At Politico, an update on the redistricting process. Predictions that the Democrats would be shellacked before a vote was cast are not being borne, out but the decline in competitive districts is bad for democracy itself.

From NPR, a great story about Ibrahim Songne who emigrated from his native Burkina Faso to Italy when he was 12, had his first tase of a pizza and hated it. Songne went on to open his own pizzeria in the city of Trento, and it was named one of the country's top 50 pizza places this year. He encountered racism along the way, overcame his early dislike for pizza, and now his business is thriving.

At America magazine, senior editor Kevin Clarke interviews Cardinal Charles Maung Bo of Yangon, Myanmar, on the one-year anniversary of the military coup that arrested Nobel Peace Prize laureate Aung San Suu Kyi and removed the democratically-elected government from power, even though her party had won in a landslide. The atrocities committed by the junta "are more shocking each day" the cardinal said and, as a Salesian, he expresses a special solidarity with the country's youth: "I am deeply concerned that this nation may lose its youth either to total frustration or hatred or desire for revenge.
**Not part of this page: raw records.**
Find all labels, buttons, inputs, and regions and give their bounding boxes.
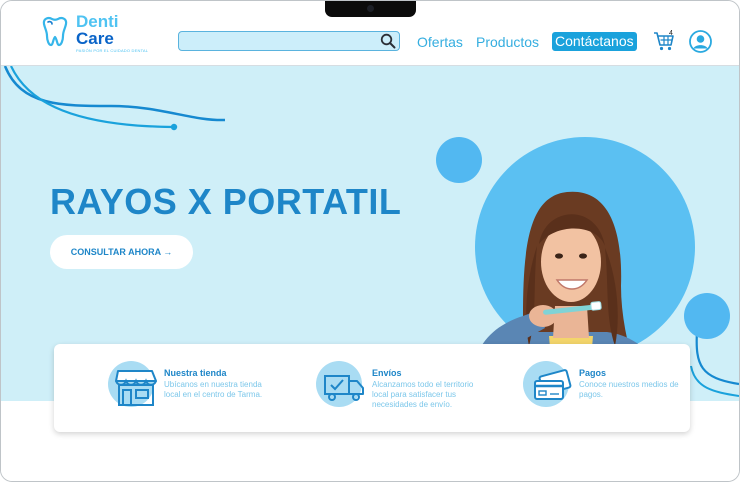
nav-link-ofertas[interactable]: Ofertas (417, 34, 463, 50)
camera-notch (325, 1, 416, 17)
credit-card-icon (534, 369, 572, 400)
feature-description: Alcanzamos todo el territorio local para… (372, 380, 474, 409)
search-bar[interactable] (178, 31, 400, 51)
decorative-circle (684, 293, 730, 339)
store-icon (115, 370, 157, 406)
app-frame: Denti Care PASIÓN POR EL CUIDADO DENTAL … (0, 0, 740, 482)
consult-now-button[interactable]: CONSULTAR AHORA → (50, 235, 193, 269)
brand-tagline: PASIÓN POR EL CUIDADO DENTAL (76, 48, 149, 53)
tooth-logo-icon (42, 16, 68, 47)
delivery-truck-icon (324, 375, 364, 401)
feature-title: Nuestra tienda (164, 368, 227, 378)
camera-dot (367, 5, 374, 12)
brand-name-care: Care (76, 29, 114, 48)
search-icon[interactable] (380, 33, 396, 49)
features-card: Nuestra tienda Ubícanos en nuestra tiend… (54, 344, 690, 432)
contact-button[interactable]: Contáctanos (552, 32, 637, 51)
feature-title: Pagos (579, 368, 607, 378)
feature-description: Ubícanos en nuestra tienda local en el c… (164, 380, 263, 399)
nav-link-productos[interactable]: Productos (476, 34, 539, 50)
search-input[interactable] (185, 34, 379, 50)
feature-title: Envíos (372, 368, 402, 378)
cart-count-badge: 4 (669, 30, 673, 37)
hero-title: RAYOS X PORTATIL (50, 181, 402, 222)
user-avatar-icon[interactable] (689, 30, 712, 53)
feature-description: Conoce nuestros medios de pagos. (579, 380, 679, 399)
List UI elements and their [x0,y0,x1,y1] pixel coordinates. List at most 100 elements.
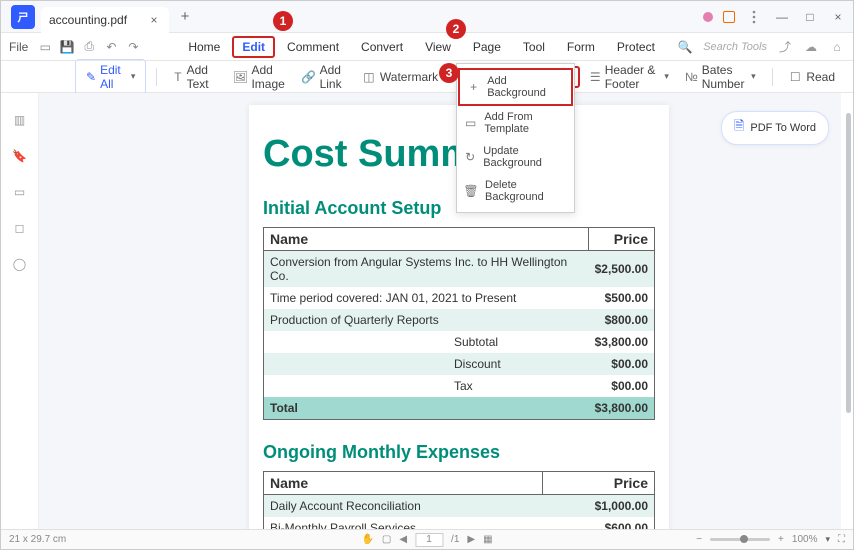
toolbar: ✎ Edit All ▾ TAdd Text🖼Add Image🔗Add Lin… [1,61,853,93]
cell-name: Total [264,397,589,420]
template-icon: ▭ [465,117,476,129]
cell-price: $1,000.00 [542,495,654,518]
col-price: Price [542,472,654,495]
share-icon[interactable]: ⤴ [777,39,793,55]
headerfooter-icon: ☰ [590,70,601,84]
status-bar: 21 x 29.7 cm ✋ ▢ ◀ 1 /1 ▶ ▦ − + 100% ▾ ⛶ [1,529,853,549]
maximize-button[interactable]: □ [801,8,819,26]
search-side-icon[interactable]: ◯ [11,255,29,273]
callout-1: 1 [273,11,293,31]
pdf-to-word-button[interactable]: 🗎 PDF To Word [721,111,829,145]
cell-name: Time period covered: JAN 01, 2021 to Pre… [264,287,589,309]
add-background-item[interactable]: +Add Background [458,68,573,106]
chevron-down-icon[interactable]: ▾ [825,534,830,545]
table-row: Production of Quarterly Reports$800.00 [264,309,655,331]
tool-label: Header & Footer [605,63,661,91]
view-mode-icon[interactable]: ▦ [483,534,492,545]
layers-icon[interactable]: ◻ [11,219,29,237]
close-tab-icon[interactable]: × [147,13,161,27]
save-icon[interactable]: 💾 [58,38,76,56]
add-from-template-item[interactable]: ▭ Add From Template [457,106,574,140]
zoom-out-icon[interactable]: − [696,534,702,545]
account-dot-icon[interactable] [703,12,713,22]
add-text-button[interactable]: TAdd Text [167,60,223,94]
watermark-icon: ◫ [362,70,376,84]
scroll-thumb[interactable] [846,113,851,413]
print-icon[interactable]: ⎙ [80,38,98,56]
add-link-button[interactable]: 🔗Add Link [296,60,352,94]
file-menu[interactable]: File [1,40,36,54]
undo-icon[interactable]: ↶ [102,38,120,56]
zoom-slider[interactable] [710,538,770,541]
cell-price: $3,800.00 [589,397,655,420]
cell-name: Discount [264,353,589,375]
table-row: Conversion from Angular Systems Inc. to … [264,251,655,288]
plus-icon: + [468,81,479,93]
menu-home[interactable]: Home [178,36,230,58]
cell-name: Conversion from Angular Systems Inc. to … [264,251,589,288]
chevron-down-icon: ▾ [131,71,136,82]
more-icon[interactable] [745,8,763,26]
page-nav: ✋ ▢ ◀ 1 /1 ▶ ▦ [361,533,492,547]
tool-label: Add Text [187,63,218,91]
select-tool-icon[interactable]: ▢ [382,534,391,545]
price-table: NamePriceConversion from Angular Systems… [263,227,655,420]
bookmarks-icon[interactable]: 🔖 [11,147,29,165]
edit-all-label: Edit All [100,63,127,91]
search-tools-input[interactable]: Search Tools [703,41,767,53]
background-dropdown: +Add Background ▭ Add From Template ↻Update… [456,63,575,213]
title-bar: ㄕ accounting.pdf × + — □ × [1,1,853,33]
new-tab-button[interactable]: + [175,7,195,27]
menu-item-label: Add From Template [484,111,566,135]
add-image-button[interactable]: 🖼Add Image [227,60,291,94]
col-name: Name [264,472,543,495]
left-sidebar: ▥ 🔖 ▭ ◻ ◯ [1,93,39,529]
page-input[interactable]: 1 [415,533,443,547]
delete-background-item[interactable]: 🗑Delete Background [457,174,574,208]
chevron-down-icon: ▾ [751,71,756,82]
thumbnails-icon[interactable]: ▥ [11,111,29,129]
page-total: /1 [451,534,459,545]
cell-name: Subtotal [264,331,589,353]
bates-number-button[interactable]: №Bates Number▾ [679,60,762,94]
document-canvas[interactable]: Cost Summa Initial Account SetupNamePric… [39,93,841,529]
menu-protect[interactable]: Protect [607,36,665,58]
read-button[interactable]: ☐Read [782,67,841,87]
section-heading: Ongoing Monthly Expenses [263,442,655,463]
watermark-button[interactable]: ◫Watermark▾ [356,67,453,87]
menu-form[interactable]: Form [557,36,605,58]
menu-convert[interactable]: Convert [351,36,413,58]
update-background-item[interactable]: ↻Update Background [457,140,574,174]
table-row: Time period covered: JAN 01, 2021 to Pre… [264,287,655,309]
cloud-icon[interactable]: ☁ [803,39,819,55]
minimize-button[interactable]: — [773,8,791,26]
open-icon[interactable]: ▭ [36,38,54,56]
home-icon[interactable]: ⌂ [829,39,845,55]
edit-all-button[interactable]: ✎ Edit All ▾ [75,59,146,95]
menu-page[interactable]: Page [463,36,511,58]
price-table: NamePriceDaily Account Reconciliation$1,… [263,471,655,529]
attachments-icon[interactable]: ▭ [11,183,29,201]
cell-price: $600.00 [542,517,654,529]
zoom-controls: − + 100% ▾ ⛶ [696,534,845,545]
fit-page-icon[interactable]: ⛶ [838,534,845,545]
image-icon: 🖼 [233,70,247,84]
hand-tool-icon[interactable]: ✋ [361,534,373,545]
header-footer-button[interactable]: ☰Header & Footer▾ [584,60,675,94]
window-controls: — □ × [703,1,847,33]
zoom-in-icon[interactable]: + [778,534,784,545]
menu-comment[interactable]: Comment [277,36,349,58]
document-tab[interactable]: accounting.pdf × [41,7,169,33]
next-page-icon[interactable]: ▶ [467,534,475,545]
redo-icon[interactable]: ↷ [124,38,142,56]
menu-edit[interactable]: Edit [232,36,275,58]
cell-name: Bi-Monthly Payroll Services [264,517,543,529]
notification-icon[interactable] [723,11,735,23]
menu-tool[interactable]: Tool [513,36,555,58]
callout-3: 3 [439,63,459,83]
close-window-button[interactable]: × [829,8,847,26]
table-row: Discount$00.00 [264,353,655,375]
main-menu: HomeEditCommentConvertViewPageToolFormPr… [178,36,665,58]
right-scrollbar[interactable] [841,93,853,529]
prev-page-icon[interactable]: ◀ [399,534,407,545]
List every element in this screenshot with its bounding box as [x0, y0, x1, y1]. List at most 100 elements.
It is our moral duty to protect them. I continue to appeal to the military to understand the youth, their sense of deprivation, their deep disappointments." 

In Smithsonian Magazine, Wendy Bellion of the University of Delaware writes about a new exhibition at the New York Historical Society entitled "Monuments: Commemoration and Controversy." The centerpiece of the exhibition details various portrayals of the pulling down of an equestrian statue of King George III that once stood in Manhattan's Bowling Green Park. The tail of the statue's horse is also included in the exhibition as is a model for a statue of abolitionist Sojourner Truth. A fascinating essay.

From The Texas Politics Project at the University of Texas at Austin, executive director Jim Henson discusses the GOP primaries in the Lone Star State, where the contest for the attorney general nomination looks to be heating up. Incumbent Attorney General Ken Paxton was facing only opponents who were closer to the center, but Rep. Louis Gohmert is now emerging as someone capable of challenging Paxton from his right. Henson also discusses Lt. Gov. Dan Patrick's reelection bid and former President Donald Trump's allyship with him. Patrick is one of the scariest up-and-coming Republican politicians in the land.

Only in New England. Boston's WCVB-TV, Channel 5 reporters were out during last weekend's blizzard, interviewing the few people who ventured out during what was a brutal storm. In Scituate, one reporter came across two men and what did he ask about? Quarterback Tom Brady's retirement.